Label Pro has been supplying compostable labels for five years to some of the biggest names in the citrus industry. As a commitment to the environment and responsible production Label Pro are FSC COC certified (SGSCH-COC-600019); this means using FSC paper whenever possible for production.
“During this past season, we converted 300 million fruit labels on Bio-Label© material, which is the equivalent of 150km2 of material which has replaced the equivalent in unrecyclable polypropylene material. The citrus season is rolling around and we’re seeing a fairly strong uptake from certain exporters on moving the substrate over to compostable, which is the right thing to do in any case.”
Adhesive holds back home compostability
He explains that a label consists of three parts: its adhesive, a substrate and then the ink (which makes up less than 4% of the label).
“Currently the adhesive of the label is what is holding it back from being a home compostable material,” he says. “The top sheet already satisfies the criteria for home compostability, as per TÜV standards.”
The CGA noted in late February: “We recently learnt that this law was slightly adjusted to allow for a standard food grade adhesive, so the adhesive section of the label does not have to meet composting standards for the French Market, as this is rather difficult to achieve.”

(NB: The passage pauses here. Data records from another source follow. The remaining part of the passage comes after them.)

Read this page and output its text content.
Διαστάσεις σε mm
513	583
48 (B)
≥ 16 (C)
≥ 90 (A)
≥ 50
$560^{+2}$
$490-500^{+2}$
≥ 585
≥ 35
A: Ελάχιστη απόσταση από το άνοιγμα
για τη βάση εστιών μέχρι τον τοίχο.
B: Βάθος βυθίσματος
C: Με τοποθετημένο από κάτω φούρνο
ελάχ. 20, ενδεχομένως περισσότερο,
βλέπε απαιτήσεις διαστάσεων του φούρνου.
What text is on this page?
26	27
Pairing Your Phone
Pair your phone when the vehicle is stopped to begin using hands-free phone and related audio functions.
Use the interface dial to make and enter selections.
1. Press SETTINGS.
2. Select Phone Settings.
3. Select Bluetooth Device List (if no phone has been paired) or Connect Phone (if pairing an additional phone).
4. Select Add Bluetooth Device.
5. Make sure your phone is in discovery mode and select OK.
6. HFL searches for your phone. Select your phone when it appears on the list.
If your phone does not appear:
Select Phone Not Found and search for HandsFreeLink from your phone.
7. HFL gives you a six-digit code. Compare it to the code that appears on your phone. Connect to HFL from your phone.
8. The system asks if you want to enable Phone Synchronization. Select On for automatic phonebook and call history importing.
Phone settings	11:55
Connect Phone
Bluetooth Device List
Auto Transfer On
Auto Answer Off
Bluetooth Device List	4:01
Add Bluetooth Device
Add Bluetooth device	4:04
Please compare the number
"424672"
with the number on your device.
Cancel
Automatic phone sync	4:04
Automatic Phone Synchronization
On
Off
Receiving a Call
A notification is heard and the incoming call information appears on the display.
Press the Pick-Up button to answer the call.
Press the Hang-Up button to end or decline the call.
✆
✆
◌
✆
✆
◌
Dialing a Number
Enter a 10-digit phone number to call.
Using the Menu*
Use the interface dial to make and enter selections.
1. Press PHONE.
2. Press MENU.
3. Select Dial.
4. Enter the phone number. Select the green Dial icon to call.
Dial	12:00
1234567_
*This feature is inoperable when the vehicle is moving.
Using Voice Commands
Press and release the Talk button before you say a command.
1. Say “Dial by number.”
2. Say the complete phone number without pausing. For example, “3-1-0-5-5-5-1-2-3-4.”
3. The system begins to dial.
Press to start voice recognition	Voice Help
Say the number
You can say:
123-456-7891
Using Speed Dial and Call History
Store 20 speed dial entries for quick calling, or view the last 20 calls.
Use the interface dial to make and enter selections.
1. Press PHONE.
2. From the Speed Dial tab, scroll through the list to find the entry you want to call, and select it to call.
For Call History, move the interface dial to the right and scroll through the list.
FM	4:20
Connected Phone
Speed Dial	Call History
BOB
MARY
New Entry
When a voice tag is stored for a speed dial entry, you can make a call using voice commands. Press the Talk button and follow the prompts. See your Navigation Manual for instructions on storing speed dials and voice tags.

Trials by companies such as Avery Dennison are currently underway to achieve home compostability of the adhesive which he’s sure will be achieved within the next 12 to 18 months.
First recycling of tonnes of siliconized liner
Andries adds that there is an often overlooked by-product associated with labelling, and that is the liner on which the labels are presented to the customer.
“This liner has until now not been recyclable in South Africa due to its siliconized coating, but we are proud to have just completed the first season of a new liner recycling project. We managed to retrieve around 10 tonnes of liner from our customers, which are now in the process of being recycled locally.”
It's a first in South Africa, he remarks, and aside from helping packhouses to dispose of the waste associated with packaging, they can claim points for the recycling in their Siza environmental audit.
Recycling label liners which were previously discarded by packhouses
He believes that labelling across the industry has been largely ignored until now and he foresees challenging times ahead.
“There’s also a lot of people worrying about the cost – a compostable label costs roughly twice what a polypropylene label cost. At the moment we’re ok in terms of raw materials for the production of the labels, but we foresee later on in the year there will be supply constraints as a result of the unrest in Europe and shipping around the world remains a very complicated affair.”